Lei era seduta sulla poltrona come se fosse un trono.
La schiena dritta, le gambe accavallate con studiata lentezza. Ogni gesto era calmo, definitivo. La stanza sembrava costruita attorno a lei.
«Apri», disse senza guardarlo.
Il servo scattò subito. Non aveva bisogno di chiedere chi era. Quando tornò, lasciando entrare l’uomo, fece un passo indietro e rimase in piedi accanto alla parete.
L’amante sorrise appena, osservandolo.
«Sempre puntuale», disse. «È addestrato meglio di quanto pensassi.»
Lei sorrise. Non un sorriso gentile.
«Non è addestramento. È bisogno.»
Il servo abbassò gli occhi. Conosceva quel tono. Era quello che lei usava quando parlava di lui come di qualcosa che le apparteneva del tutto.
«Guardalo», continuò lei, accavallando di nuovo le gambe. «Non sa dove mettersi se non glielo dico.»
L’amante rise piano. «È vero. Sembra perso.»
Poi, rivolgendosi direttamente a lui: «Allora? Non saluti?»

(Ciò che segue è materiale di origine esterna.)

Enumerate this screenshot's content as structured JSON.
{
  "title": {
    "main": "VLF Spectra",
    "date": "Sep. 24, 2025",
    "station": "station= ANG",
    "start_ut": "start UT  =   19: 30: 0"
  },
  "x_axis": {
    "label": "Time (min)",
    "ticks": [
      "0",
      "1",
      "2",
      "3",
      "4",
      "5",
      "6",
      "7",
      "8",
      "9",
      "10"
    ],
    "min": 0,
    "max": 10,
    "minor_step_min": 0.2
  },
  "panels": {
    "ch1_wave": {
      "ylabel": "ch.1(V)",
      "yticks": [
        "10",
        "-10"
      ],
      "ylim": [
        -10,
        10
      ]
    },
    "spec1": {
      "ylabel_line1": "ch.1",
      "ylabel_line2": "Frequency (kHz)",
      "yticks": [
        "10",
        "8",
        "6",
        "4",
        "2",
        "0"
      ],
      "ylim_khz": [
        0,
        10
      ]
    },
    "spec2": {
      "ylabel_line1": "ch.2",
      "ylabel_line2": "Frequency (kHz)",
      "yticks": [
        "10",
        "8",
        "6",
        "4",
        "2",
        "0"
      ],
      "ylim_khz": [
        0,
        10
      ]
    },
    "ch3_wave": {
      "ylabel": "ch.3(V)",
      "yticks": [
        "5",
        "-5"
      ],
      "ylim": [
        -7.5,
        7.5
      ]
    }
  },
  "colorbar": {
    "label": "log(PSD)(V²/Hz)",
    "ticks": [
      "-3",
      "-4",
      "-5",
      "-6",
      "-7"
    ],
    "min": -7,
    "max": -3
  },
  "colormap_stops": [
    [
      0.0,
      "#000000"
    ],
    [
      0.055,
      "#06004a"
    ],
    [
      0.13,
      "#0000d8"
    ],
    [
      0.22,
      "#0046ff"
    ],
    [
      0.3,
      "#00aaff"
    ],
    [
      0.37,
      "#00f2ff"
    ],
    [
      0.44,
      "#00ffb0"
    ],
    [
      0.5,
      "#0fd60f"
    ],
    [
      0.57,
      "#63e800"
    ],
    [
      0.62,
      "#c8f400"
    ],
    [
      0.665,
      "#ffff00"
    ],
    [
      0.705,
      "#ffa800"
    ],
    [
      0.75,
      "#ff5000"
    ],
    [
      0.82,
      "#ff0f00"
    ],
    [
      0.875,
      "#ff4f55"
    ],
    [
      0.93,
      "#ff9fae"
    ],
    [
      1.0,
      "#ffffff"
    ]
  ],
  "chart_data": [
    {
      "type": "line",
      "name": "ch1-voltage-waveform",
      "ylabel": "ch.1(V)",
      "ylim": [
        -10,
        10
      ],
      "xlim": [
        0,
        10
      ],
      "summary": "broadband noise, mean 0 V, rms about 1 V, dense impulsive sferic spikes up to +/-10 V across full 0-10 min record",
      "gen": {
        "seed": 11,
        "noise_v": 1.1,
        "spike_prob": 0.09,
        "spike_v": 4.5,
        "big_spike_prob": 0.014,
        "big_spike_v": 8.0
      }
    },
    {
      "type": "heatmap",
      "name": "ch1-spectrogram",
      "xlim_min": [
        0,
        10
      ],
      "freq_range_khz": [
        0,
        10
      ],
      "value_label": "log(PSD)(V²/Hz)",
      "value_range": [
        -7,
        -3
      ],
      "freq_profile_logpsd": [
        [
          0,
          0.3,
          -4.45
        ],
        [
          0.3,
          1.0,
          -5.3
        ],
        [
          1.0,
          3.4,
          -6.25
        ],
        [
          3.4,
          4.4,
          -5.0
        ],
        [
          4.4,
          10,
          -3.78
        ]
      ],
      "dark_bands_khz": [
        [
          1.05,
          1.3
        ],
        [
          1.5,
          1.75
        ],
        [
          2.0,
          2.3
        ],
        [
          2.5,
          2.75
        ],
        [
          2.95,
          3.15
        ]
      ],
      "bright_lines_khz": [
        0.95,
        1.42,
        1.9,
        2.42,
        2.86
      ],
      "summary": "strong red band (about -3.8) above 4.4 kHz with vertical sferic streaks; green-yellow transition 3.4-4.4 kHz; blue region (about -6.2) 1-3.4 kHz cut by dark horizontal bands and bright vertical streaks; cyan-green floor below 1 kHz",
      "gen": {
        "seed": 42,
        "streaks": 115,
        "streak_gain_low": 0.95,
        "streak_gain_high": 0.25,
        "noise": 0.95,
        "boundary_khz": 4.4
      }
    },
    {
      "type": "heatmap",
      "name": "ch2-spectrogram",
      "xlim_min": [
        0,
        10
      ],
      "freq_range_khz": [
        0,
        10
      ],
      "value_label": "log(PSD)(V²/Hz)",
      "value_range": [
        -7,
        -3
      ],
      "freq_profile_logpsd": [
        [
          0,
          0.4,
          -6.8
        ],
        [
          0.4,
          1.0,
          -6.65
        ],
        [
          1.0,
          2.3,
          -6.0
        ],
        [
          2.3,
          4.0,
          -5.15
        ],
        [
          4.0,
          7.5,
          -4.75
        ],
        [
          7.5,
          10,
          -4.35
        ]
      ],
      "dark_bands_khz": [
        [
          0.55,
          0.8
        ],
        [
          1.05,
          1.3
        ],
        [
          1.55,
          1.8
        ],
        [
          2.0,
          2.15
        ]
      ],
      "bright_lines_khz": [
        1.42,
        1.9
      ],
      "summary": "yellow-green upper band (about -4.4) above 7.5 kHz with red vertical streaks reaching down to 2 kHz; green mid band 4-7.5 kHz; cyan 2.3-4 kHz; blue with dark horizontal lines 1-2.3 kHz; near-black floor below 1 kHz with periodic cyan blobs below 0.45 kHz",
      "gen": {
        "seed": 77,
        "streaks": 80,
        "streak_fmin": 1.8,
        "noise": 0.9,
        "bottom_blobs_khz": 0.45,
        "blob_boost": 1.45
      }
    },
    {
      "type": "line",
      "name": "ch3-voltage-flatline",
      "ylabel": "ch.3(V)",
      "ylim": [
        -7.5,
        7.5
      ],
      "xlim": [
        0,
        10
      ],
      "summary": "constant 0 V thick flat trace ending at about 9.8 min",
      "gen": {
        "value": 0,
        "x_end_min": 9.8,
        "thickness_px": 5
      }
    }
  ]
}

Il servo aprì la bocca, poi la richiuse.
Lei intervenne subito: «Non gli ho dato il permesso di parlare.»
L’amante alzò le mani, divertito. «Hai ragione. Scusa.»
Poi aggiunse, con finta innocenza: «È così silenzioso perché ha paura o perché gli piace?»
Lei inclinò leggermente la testa.
«Entrambe.»
Il servo sentì il cuore battere più forte. Non c’era rabbia in quelle parole. Solo verità nuda.
«Avvicinati», ordinò lei.
Lui fece due passi, fermandosi a distanza.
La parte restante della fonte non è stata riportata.